Disappearance, Reappearance

View of the exhibition The invisible enemy should not exist [Room Z, Northwest Palace of Nimrud].

View of the exhibition The invisible enemy should not exist [Room Z, Northwest Palace of Nimrud].

The modern-day dismantling of the 9th century BCE palace of King Ashurnaspiral II began in the mid-19th century, with its excavation by British archeologists. In 2015, the palace was demolished by ISIS. Among the thousands of objects lost, removed or destroyed were 13 limestone reliefs. Two more reliefs from the palace are among the oldest objects in the Williams College Museum of Art (WCMA) collection—gifts from an alumnus in 1851.

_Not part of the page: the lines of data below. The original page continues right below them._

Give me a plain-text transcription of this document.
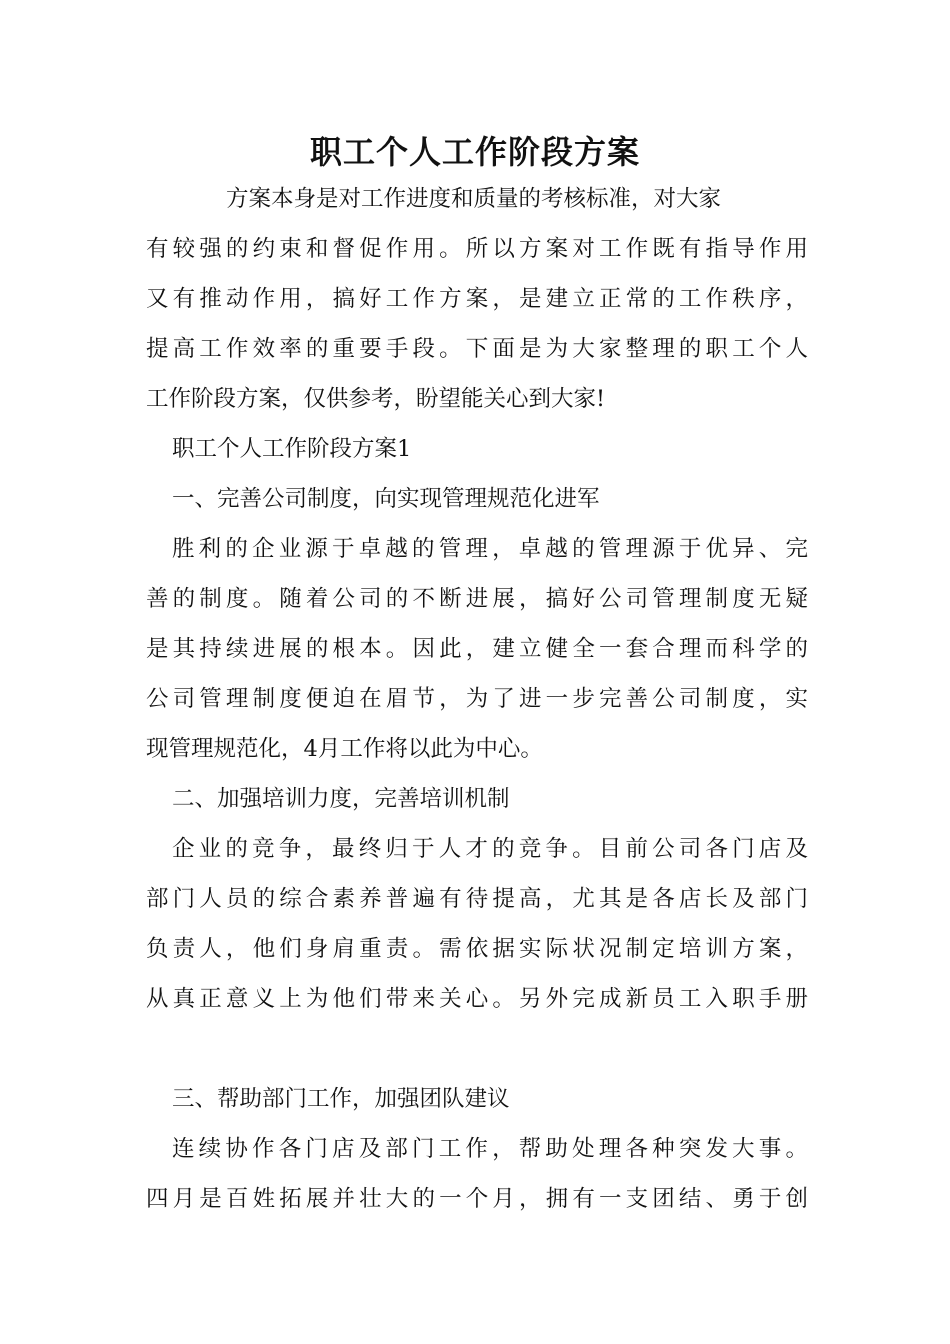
职工个人工作阶段方案
方案本身是对工作进度和质量的考核标准，对大家
有较强的约束和督促作用。所以方案对工作既有指导作用
又有推动作用，搞好工作方案，是建立正常的工作秩序，
提高工作效率的重要手段。下面是为大家整理的职工个人
工作阶段方案，仅供参考，盼望能关心到大家!
职工个人工作阶段方案1
一、完善公司制度，向实现管理规范化进军
胜利的企业源于卓越的管理，卓越的管理源于优异、完
善的制度。随着公司的不断进展，搞好公司管理制度无疑
是其持续进展的根本。因此，建立健全一套合理而科学的
公司管理制度便迫在眉节，为了进一步完善公司制度，实
现管理规范化，4月工作将以此为中心。
二、加强培训力度，完善培训机制
企业的竞争，最终归于人才的竞争。目前公司各门店及
部门人员的综合素养普遍有待提高，尤其是各店长及部门
负责人，他们身肩重责。需依据实际状况制定培训方案，
从真正意义上为他们带来关心。另外完成新员工入职手册
三、帮助部门工作，加强团队建议
连续协作各门店及部门工作，帮助处理各种突发大事。
四月是百姓拓展并壮大的一个月，拥有一支团结、勇于创
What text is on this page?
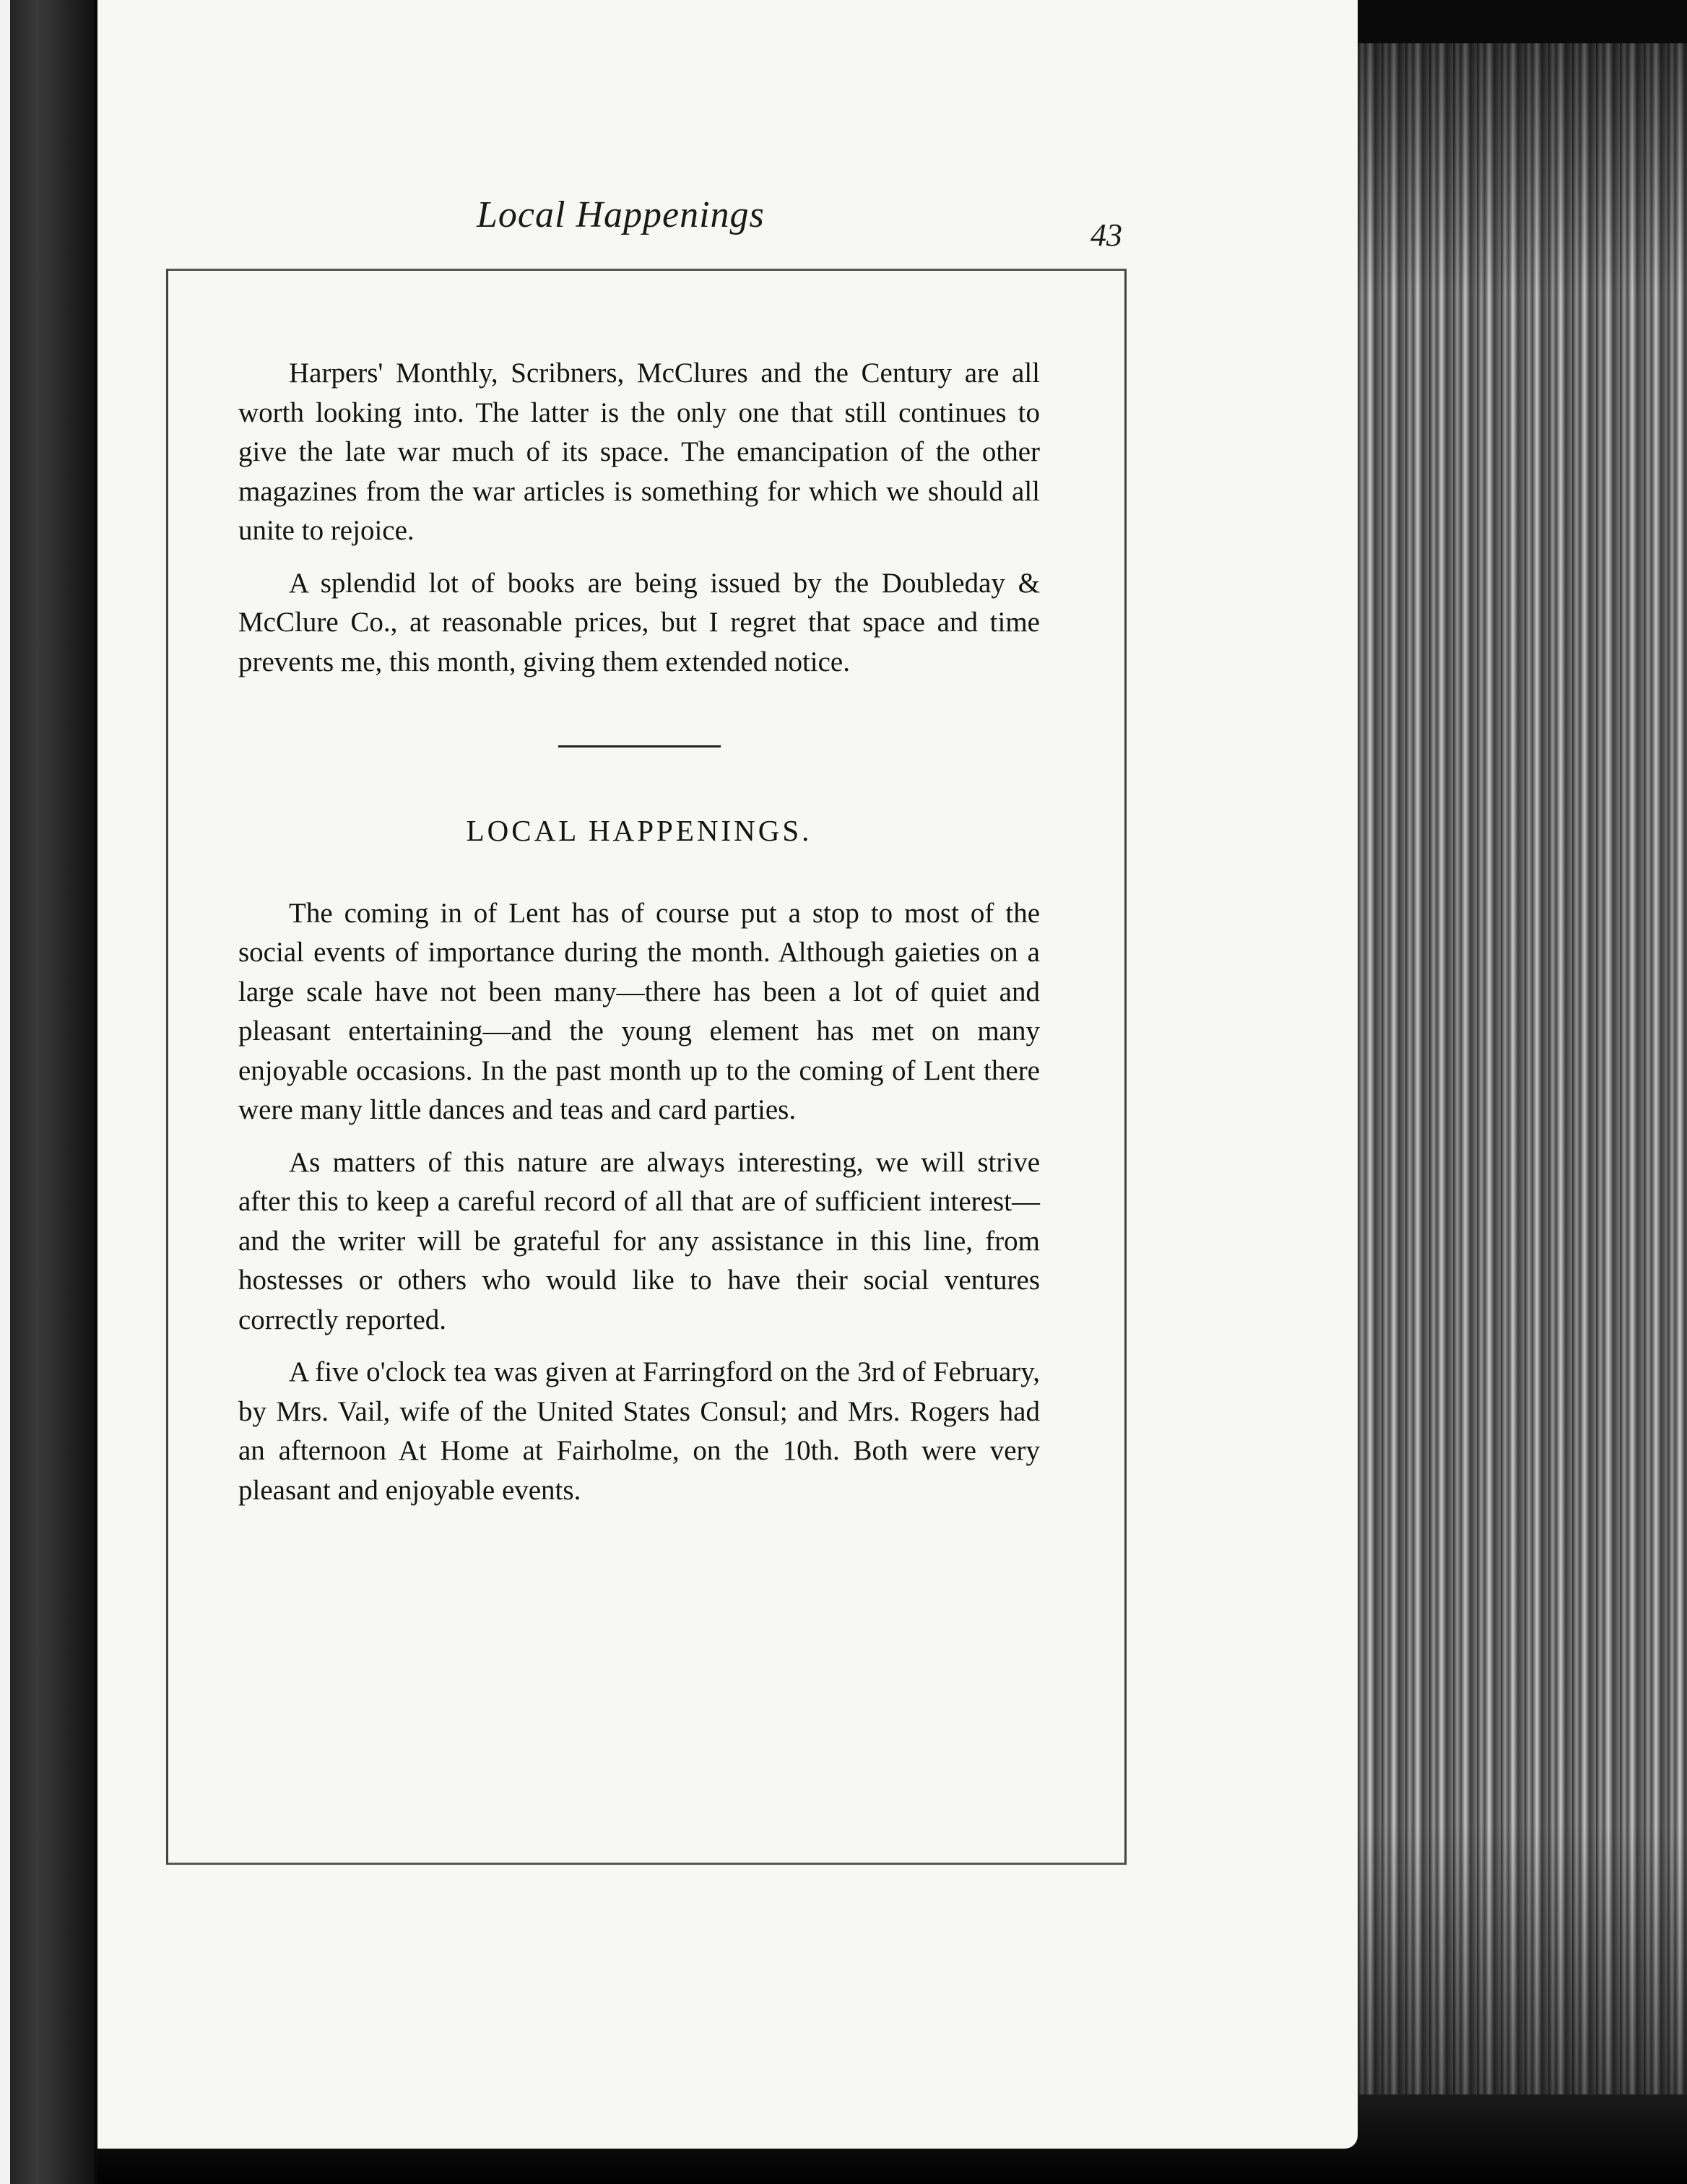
Local Happenings	43

Harpers' Monthly, Scribners, McClures and the Century are all worth looking into. The latter is the only one that still continues to give the late war much of its space. The emancipation of the other magazines from the war articles is something for which we should all unite to rejoice.

A splendid lot of books are being issued by the Doubleday & McClure Co., at reasonable prices, but I regret that space and time prevents me, this month, giving them extended notice.

LOCAL HAPPENINGS.

The coming in of Lent has of course put a stop to most of the social events of importance during the month. Although gaieties on a large scale have not been many—there has been a lot of quiet and pleasant entertaining—and the young element has met on many enjoyable occasions. In the past month up to the coming of Lent there were many little dances and teas and card parties.

As matters of this nature are always interesting, we will strive after this to keep a careful record of all that are of sufficient interest—and the writer will be grateful for any assistance in this line, from hostesses or others who would like to have their social ventures correctly reported.

A five o'clock tea was given at Farringford on the 3rd of February, by Mrs. Vail, wife of the United States Consul; and Mrs. Rogers had an afternoon At Home at Fairholme, on the 10th. Both were very pleasant and enjoyable events.
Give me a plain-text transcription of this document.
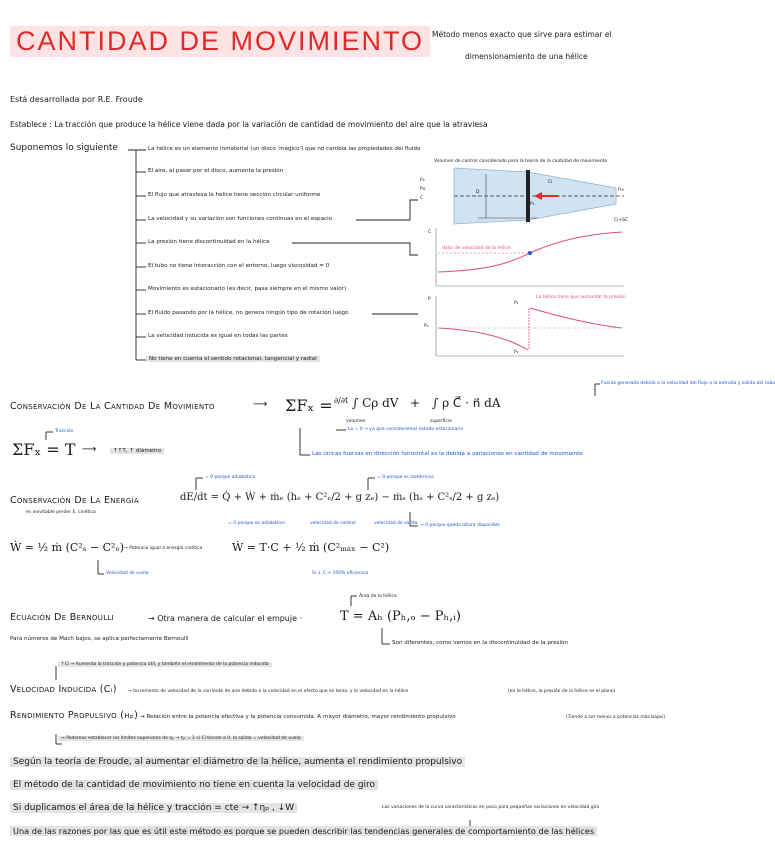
CANTIDAD DE MOVIMIENTO	Método menos exacto que sirve para estimar el
dimensionamiento de una hélice
Está desarrollada por R.E. Froude
Establece : La tracción que produce la hélice viene dada por la variación de cantidad de movimiento del aire que la atraviesa
Suponemos lo siguiente	La hélice es un elemento inmaterial (un disco 'mágico') que no cambia las propiedades del fluido
El aire, al pasar por el disco, aumenta la presión
El flujo que atraviesa la hélice tiene sección circular uniforme
La velocidad y su variación son funciones continuas en el espacio
La presión tiene discontinuidad en la hélice
El tubo no tiene interacción con el entorno, luego viscosidad = 0
Movimiento es estacionario (es decir, pasa siempre en el mismo valor)
El fluido pasando por la hélice, no genera ningún tipo de rotación luego
La velocidad inducida es igual en todas las partes
No tiene en cuenta el sentido rotacional, tangencial y radial
Volumen de control considerado para la teoría de la cantidad de movimiento
P₀
Pv
C
D
Ci
P₁
P∞
Ci+SC
C
Valor de velocidad de la hélice
P
P₀
P₁
P₂
La hélice tiene que aumentar la presión
Fuerza generada debido a la velocidad del flujo a la entrada y salida del tubo
Conservación De La Cantidad De Movimiento	⟶ ΣFₓ = ∂/∂t ∫ Cρ dV
volumen
+ ∫ ρ C⃗ · n⃗ dA
superficie
Lo = 0 → ya que consideramos estado estacionario
Las únicas fuerzas en dirección horizontal es la debida a variaciones en cantidad de movimiento
Tracción
ΣFₓ = T ⟶	↑↑T, ↑ diámetro
= 0 porque adiabático	= 0 porque es isotérmico
Conservación De La Energía
es inevitable perder E. cinética
dE/dt = Q̇ + Ẇ + ṁₑ (hₑ + C²ₑ/2 + g zₑ) − ṁₛ (hₛ + C²ₛ/2 + g zₛ)
= 0 porque es adiabático	velocidad de control	velocidad de salida → 0 porque queda altura disponible
Ẇ = ½ ṁ (C²ₛ − C²ₑ) → Potencia igual a energía cinética
Velocidad de vuelo
Ẇ = T·C + ½ ṁ (C²ₘₐₓ − C²)
Si ↓ C → 100% eficiencia
Área de la hélice
Ecuación De Bernoulli	→ Otra manera de calcular el empuje ·	T = Aₕ (Pₕ,ₒ − Pₕ,ᵢ)
Son diferentes, como vemos en la discontinuidad de la presión
Para números de Mach bajos, se aplica perfectamente Bernoulli
↑Ci → Aumenta la tracción y potencia útil, y también el rendimiento de la potencia inducida
Velocidad Inducida (Cᵢ)	→ Incremento de velocidad de la corriente de aire debido a la velocidad en el efecto que se tenía, y la velocidad en la hélice	(en la hélice, la presión de la hélice es el plano)
Rendimiento Propulsivo (ηₚ) → Relación entre la potencia efectiva y la potencia consumida. A mayor diámetro, mayor rendimiento propulsivo	(Tiende a ser menor a potencias más bajas)
→ Podemos establecer los límites superiores de ηₚ → ηₚ = 1 si Ci tiende a 0, la salida = velocidad de vuelo
Según la teoría de Froude, al aumentar el diámetro de la hélice, aumenta el rendimiento propulsivo
El método de la cantidad de movimiento no tiene en cuenta la velocidad de giro
Si duplicamos el área de la hélice y tracción = cte → ↑ηₚ , ↓W	Las variaciones de la curva características en poco para pequeñas variaciones en velocidad giro
Una de las razones por las que es útil este método es porque se pueden describir las tendencias generales de comportamiento de las hélices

Now WCMA’s reliefs are in conversation with full-size recreations of seven others as part of the exhibition The invisible enemy should not exist [Room Z, Northwest Palace of Nimrud], on view through April 2020 in the 1935 Gallery. Part of a long-term project by the artist Michael Rakowitz, the new reliefs are constructed from contemporary Iraqi food packaging available to diasporic populations in the U.S.

As Rakowitz told The New York Review of Books in July: “I’ve dedicated my life to making works that are about disappearance and reappearance but also through means that are so vulnerable that it will disappear again.”